Sawyer v. Midelfort
In Sawyer v. Midelfort, 227 Wis. 2d 124, 595 N.W.2d 423 (1999), the supreme court reviewed the six factors set forth above and concluded that none prohibited a third-party claim for a direct injury based on medical malpractice.
However, the court also considered the "collateral burden" that the recognition of such a third-party claim may have on the therapist-patient relationship as an additional public policy basis relevant to whether the lawsuit should proceed. See Sawyer, 227 Wis. 2d at 147, 595 N.W.2d at 434.
It defined its collateral burden concerns in terms of two additional public policy factors:
(1) treatment modalities and (2) the confidentiality of the therapist-patient relationship.
In regard to treatment modalities, the supreme court examined whether third-party liability may cause therapists to refuse to treat patients who believed they may have been sexually abused or to refrain from using new and innovative forms of therapy which the therapist believed were best suited for the condition from which the patient suffered. See id.
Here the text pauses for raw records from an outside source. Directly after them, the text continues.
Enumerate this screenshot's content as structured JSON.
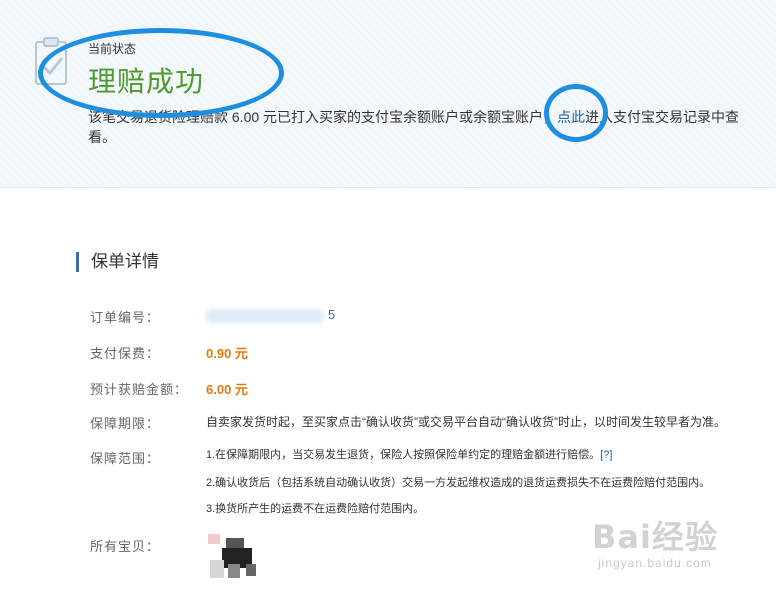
{
  "status": {
    "label": "当前状态",
    "title": "理赔成功",
    "desc_before": "该笔交易退货险理赔款 6.00 元已打入买家的支付宝余额账户或余额宝账户，",
    "link_text": "点此",
    "desc_after": "进入支付宝交易记录中查看。"
  },
  "policy": {
    "section_title": "保单详情",
    "order_label": "订单编号：",
    "order_suffix": "5",
    "fee_label": "支付保费：",
    "fee_value": "0.90 元",
    "claim_label": "预计获赔金额：",
    "claim_value": "6.00 元",
    "period_label": "保障期限：",
    "period_value": "自卖家发货时起，至买家点击“确认收货”或交易平台自动“确认收货”时止，以时间发生较早者为准。",
    "scope_label": "保障范围：",
    "scope_items": [
      "1.在保障期限内，当交易发生退货，保险人按照保险单约定的理赔金额进行赔偿。",
      "2.确认收货后（包括系统自动确认收货）交易一方发起维权造成的退货运费损失不在运费险赔付范围内。",
      "3.换货所产生的运费不在运费险赔付范围内。"
    ],
    "help_text": "[?]",
    "items_label": "所有宝贝："
  },
  "watermark": {
    "main": "Bai经验",
    "sub": "jingyan.baidu.com"
  },
  "colors": {
    "success": "#4e9a2e",
    "price": "#e07a10",
    "link": "#1e5fa8",
    "annotation": "#1e8fe0"
  },
  "icons": {
    "status": "clipboard-check-icon",
    "product": "product-thumbnail"
  }
}
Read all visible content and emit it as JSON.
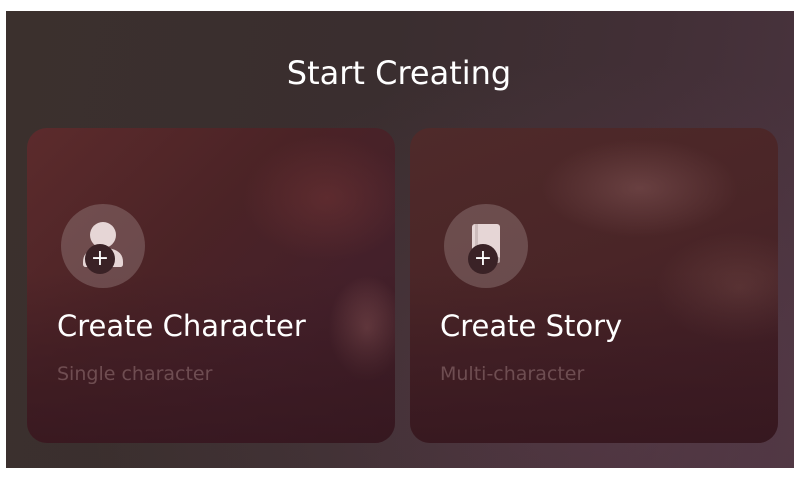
{
  "header": {
    "title": "Start Creating"
  },
  "cards": [
    {
      "title": "Create Character",
      "subtitle": "Single character",
      "icon": "person-icon",
      "badge": "+"
    },
    {
      "title": "Create Story",
      "subtitle": "Multi-character",
      "icon": "book-icon",
      "badge": "+"
    }
  ],
  "colors": {
    "title_text": "#ffffff",
    "subtitle_text": "#7a5a5c",
    "icon_circle": "#7a6668",
    "badge_bg": "#3a2226"
  }
}
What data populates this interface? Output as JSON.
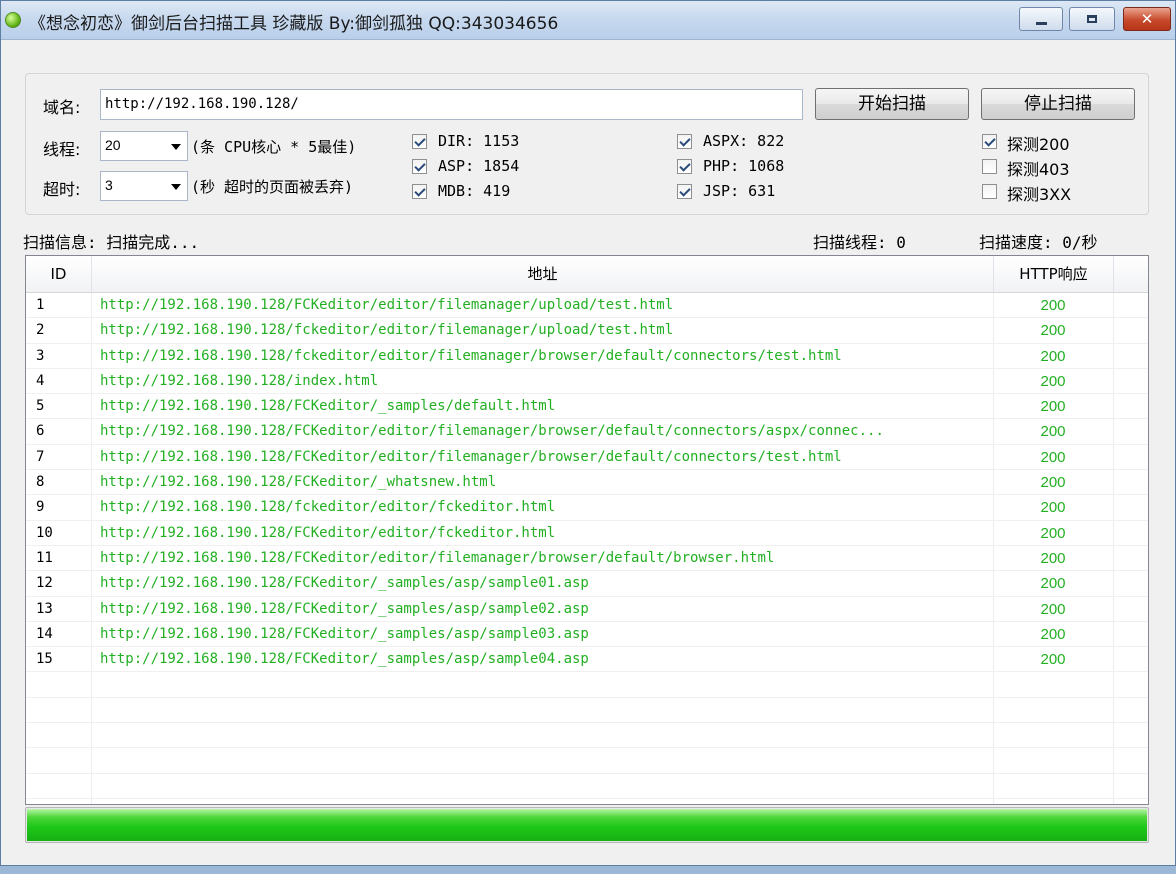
{
  "window": {
    "title": "《想念初恋》御剑后台扫描工具 珍藏版 By:御剑孤独 QQ:343034656",
    "controls": {
      "minimize": "minimize-icon",
      "maximize": "maximize-icon",
      "close": "close-icon",
      "close_glyph": "✕"
    }
  },
  "form": {
    "domain_label": "域名:",
    "domain_value": "http://192.168.190.128/",
    "threads_label": "线程:",
    "threads_value": "20",
    "threads_hint": "(条 CPU核心 * 5最佳)",
    "timeout_label": "超时:",
    "timeout_value": "3",
    "timeout_hint": "(秒 超时的页面被丢弃)",
    "start_button": "开始扫描",
    "stop_button": "停止扫描"
  },
  "dictionaries": [
    {
      "label": "DIR: 1153",
      "checked": true
    },
    {
      "label": "ASP: 1854",
      "checked": true
    },
    {
      "label": "MDB: 419",
      "checked": true
    },
    {
      "label": "ASPX: 822",
      "checked": true
    },
    {
      "label": "PHP: 1068",
      "checked": true
    },
    {
      "label": "JSP: 631",
      "checked": true
    }
  ],
  "probes": [
    {
      "label": "探测200",
      "checked": true
    },
    {
      "label": "探测403",
      "checked": false
    },
    {
      "label": "探测3XX",
      "checked": false
    }
  ],
  "status": {
    "info": "扫描信息: 扫描完成...",
    "threads": "扫描线程: 0",
    "speed": "扫描速度: 0/秒"
  },
  "table": {
    "columns": [
      "ID",
      "地址",
      "HTTP响应"
    ],
    "rows": [
      {
        "id": "1",
        "url": "http://192.168.190.128/FCKeditor/editor/filemanager/upload/test.html",
        "code": "200"
      },
      {
        "id": "2",
        "url": "http://192.168.190.128/fckeditor/editor/filemanager/upload/test.html",
        "code": "200"
      },
      {
        "id": "3",
        "url": "http://192.168.190.128/fckeditor/editor/filemanager/browser/default/connectors/test.html",
        "code": "200"
      },
      {
        "id": "4",
        "url": "http://192.168.190.128/index.html",
        "code": "200"
      },
      {
        "id": "5",
        "url": "http://192.168.190.128/FCKeditor/_samples/default.html",
        "code": "200"
      },
      {
        "id": "6",
        "url": "http://192.168.190.128/FCKeditor/editor/filemanager/browser/default/connectors/aspx/connec...",
        "code": "200"
      },
      {
        "id": "7",
        "url": "http://192.168.190.128/FCKeditor/editor/filemanager/browser/default/connectors/test.html",
        "code": "200"
      },
      {
        "id": "8",
        "url": "http://192.168.190.128/FCKeditor/_whatsnew.html",
        "code": "200"
      },
      {
        "id": "9",
        "url": "http://192.168.190.128/fckeditor/editor/fckeditor.html",
        "code": "200"
      },
      {
        "id": "10",
        "url": "http://192.168.190.128/FCKeditor/editor/fckeditor.html",
        "code": "200"
      },
      {
        "id": "11",
        "url": "http://192.168.190.128/FCKeditor/editor/filemanager/browser/default/browser.html",
        "code": "200"
      },
      {
        "id": "12",
        "url": "http://192.168.190.128/FCKeditor/_samples/asp/sample01.asp",
        "code": "200"
      },
      {
        "id": "13",
        "url": "http://192.168.190.128/FCKeditor/_samples/asp/sample02.asp",
        "code": "200"
      },
      {
        "id": "14",
        "url": "http://192.168.190.128/FCKeditor/_samples/asp/sample03.asp",
        "code": "200"
      },
      {
        "id": "15",
        "url": "http://192.168.190.128/FCKeditor/_samples/asp/sample04.asp",
        "code": "200"
      }
    ],
    "empty_rows": 5
  },
  "progress": {
    "fraction": 1.0,
    "color": "#1fc81a"
  },
  "colors": {
    "url_text": "#22b022",
    "code_text": "#22b022"
  }
}
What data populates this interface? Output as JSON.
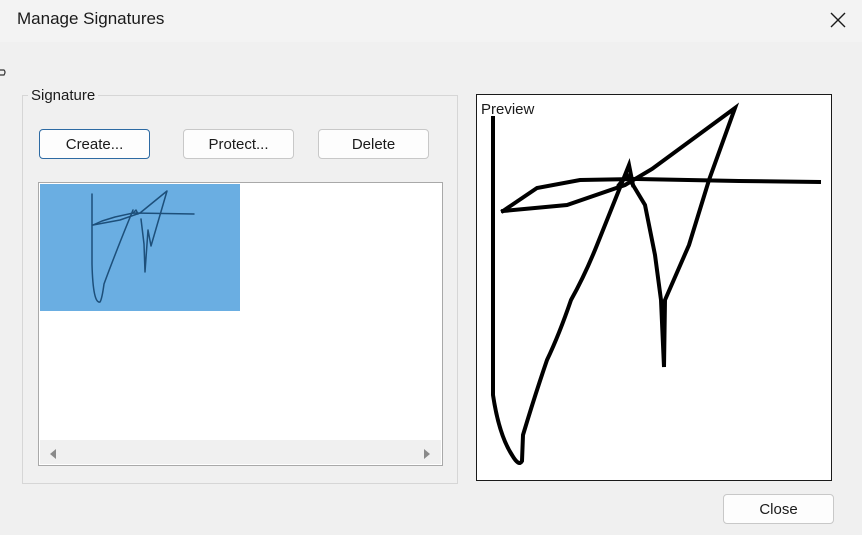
{
  "window": {
    "title": "Manage Signatures"
  },
  "signature_group": {
    "label": "Signature",
    "buttons": {
      "create": "Create...",
      "protect": "Protect...",
      "delete": "Delete"
    }
  },
  "signature_list": {
    "selected_index": 0,
    "items": [
      {
        "selected": true
      }
    ]
  },
  "preview": {
    "label": "Preview"
  },
  "footer": {
    "close": "Close"
  },
  "colors": {
    "selection": "#6aaee2",
    "primary_border": "#2d6aa3",
    "ink": "#000000"
  },
  "icons": {
    "close": "close-icon",
    "scroll_left": "scroll-left-arrow-icon",
    "scroll_right": "scroll-right-arrow-icon"
  }
}
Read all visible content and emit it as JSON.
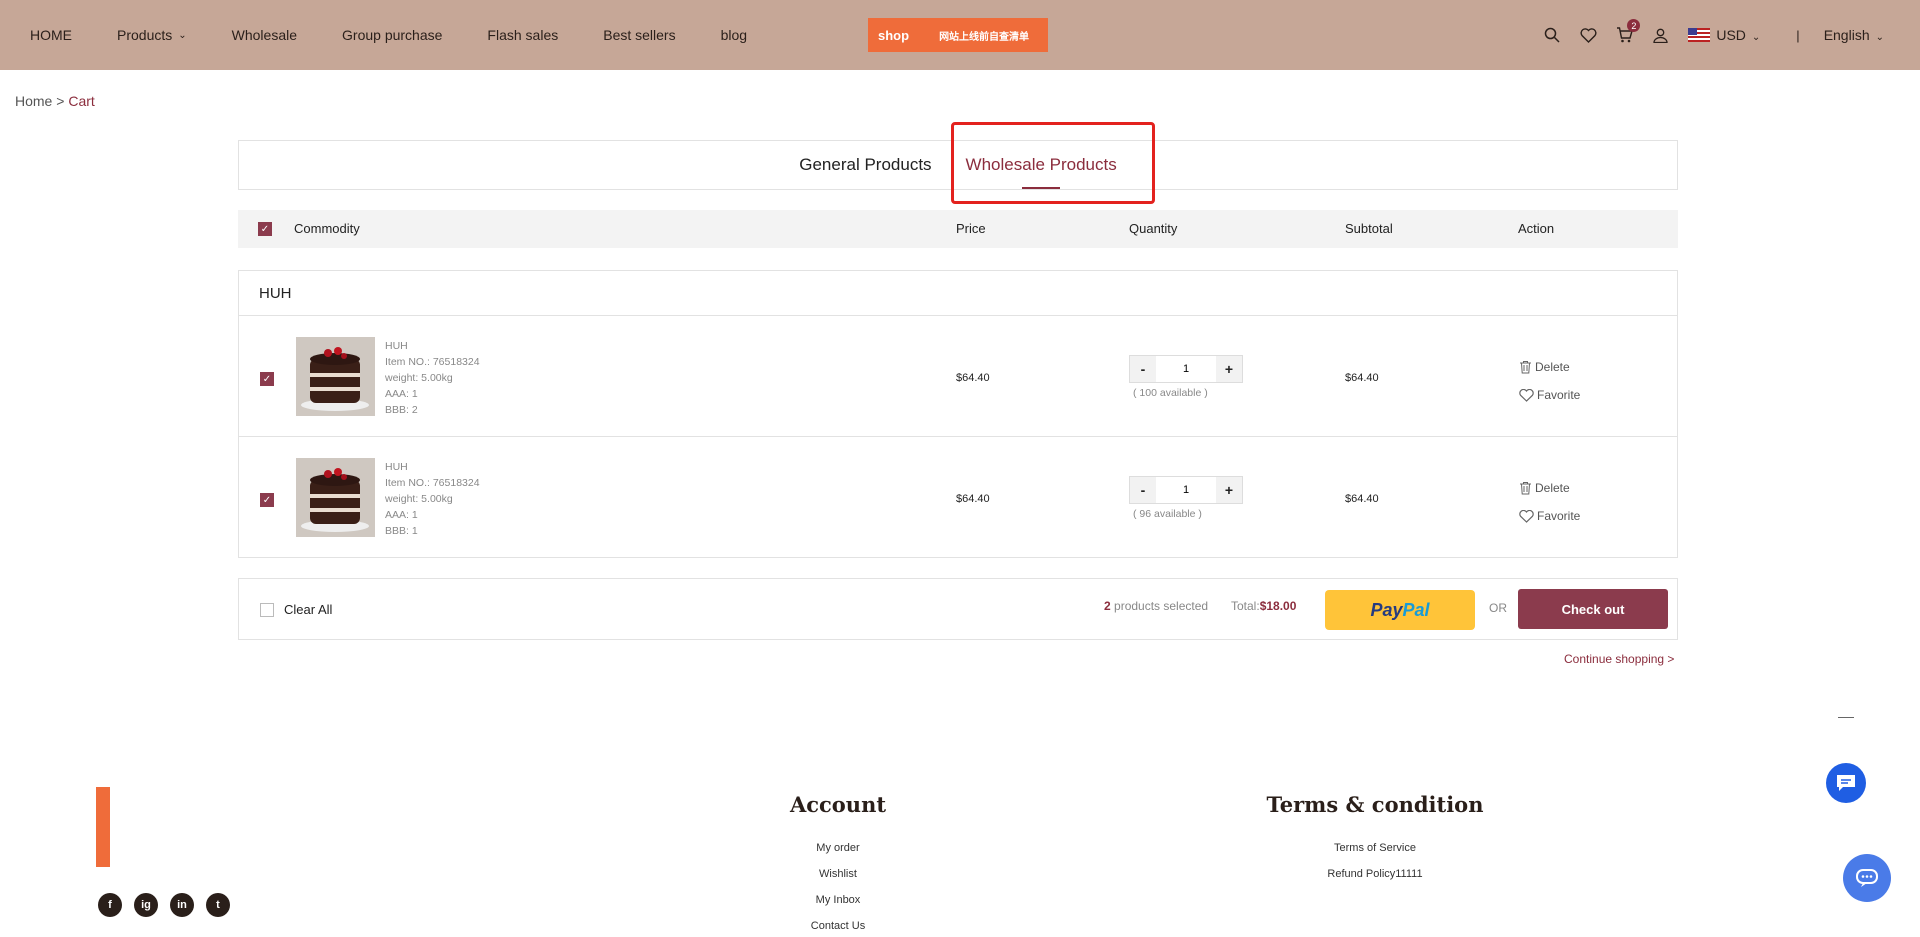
{
  "header": {
    "nav": [
      {
        "label": "HOME"
      },
      {
        "label": "Products",
        "has_dropdown": true
      },
      {
        "label": "Wholesale"
      },
      {
        "label": "Group purchase"
      },
      {
        "label": "Flash sales"
      },
      {
        "label": "Best sellers"
      },
      {
        "label": "blog"
      }
    ],
    "logo_brand": "shop",
    "logo_tagline": "网站上线前自查清单",
    "cart_count": "2",
    "currency": "USD",
    "separator": "|",
    "language": "English"
  },
  "breadcrumb": {
    "home": "Home",
    "sep": " > ",
    "current": "Cart"
  },
  "tabs": [
    {
      "label": "General Products",
      "active": false
    },
    {
      "label": "Wholesale Products",
      "active": true
    }
  ],
  "table_header": {
    "commodity": "Commodity",
    "price": "Price",
    "quantity": "Quantity",
    "subtotal": "Subtotal",
    "action": "Action"
  },
  "group": {
    "name": "HUH",
    "items": [
      {
        "name": "HUH",
        "item_no": "Item NO.: 76518324",
        "weight": "weight: 5.00kg",
        "attr1": "AAA: 1",
        "attr2": "BBB: 2",
        "price": "$64.40",
        "qty": "1",
        "available": "( 100 available )",
        "subtotal": "$64.40",
        "delete": "Delete",
        "favorite": "Favorite",
        "checked": true
      },
      {
        "name": "HUH",
        "item_no": "Item NO.: 76518324",
        "weight": "weight: 5.00kg",
        "attr1": "AAA: 1",
        "attr2": "BBB: 1",
        "price": "$64.40",
        "qty": "1",
        "available": "( 96 available )",
        "subtotal": "$64.40",
        "delete": "Delete",
        "favorite": "Favorite",
        "checked": true
      }
    ]
  },
  "cartbar": {
    "clear_all": "Clear All",
    "selected_count": "2",
    "selected_text": " products selected",
    "total_label": "Total:",
    "total_amount": "$18.00",
    "paypal_1": "Pay",
    "paypal_2": "Pal",
    "or": "OR",
    "checkout": "Check out"
  },
  "continue_shopping": "Continue shopping >",
  "footer": {
    "account_title": "Account",
    "account_links": [
      "My order",
      "Wishlist",
      "My Inbox",
      "Contact Us"
    ],
    "terms_title": "Terms & condition",
    "terms_links": [
      "Terms of Service",
      "Refund Policy11111"
    ],
    "social": [
      "f",
      "ig",
      "in",
      "t"
    ]
  },
  "colors": {
    "header_bg": "#c6a797",
    "accent": "#8b2d3d",
    "highlight": "#e3221e",
    "paypal": "#ffc439"
  }
}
The supreme court reasoned that, under the facts found in Sawyer, treatment modalities were an insufficient public policy basis to preclude the lawsuit because the standard of care owed to a patient by a therapist is not increased by permitting a third-party cause of action, as the therapist continues to be obligated to provide care in the manner exercised by the average psychologist acting in the same or similar circumstances. See id. at 148, 595 N.W.2d at 435.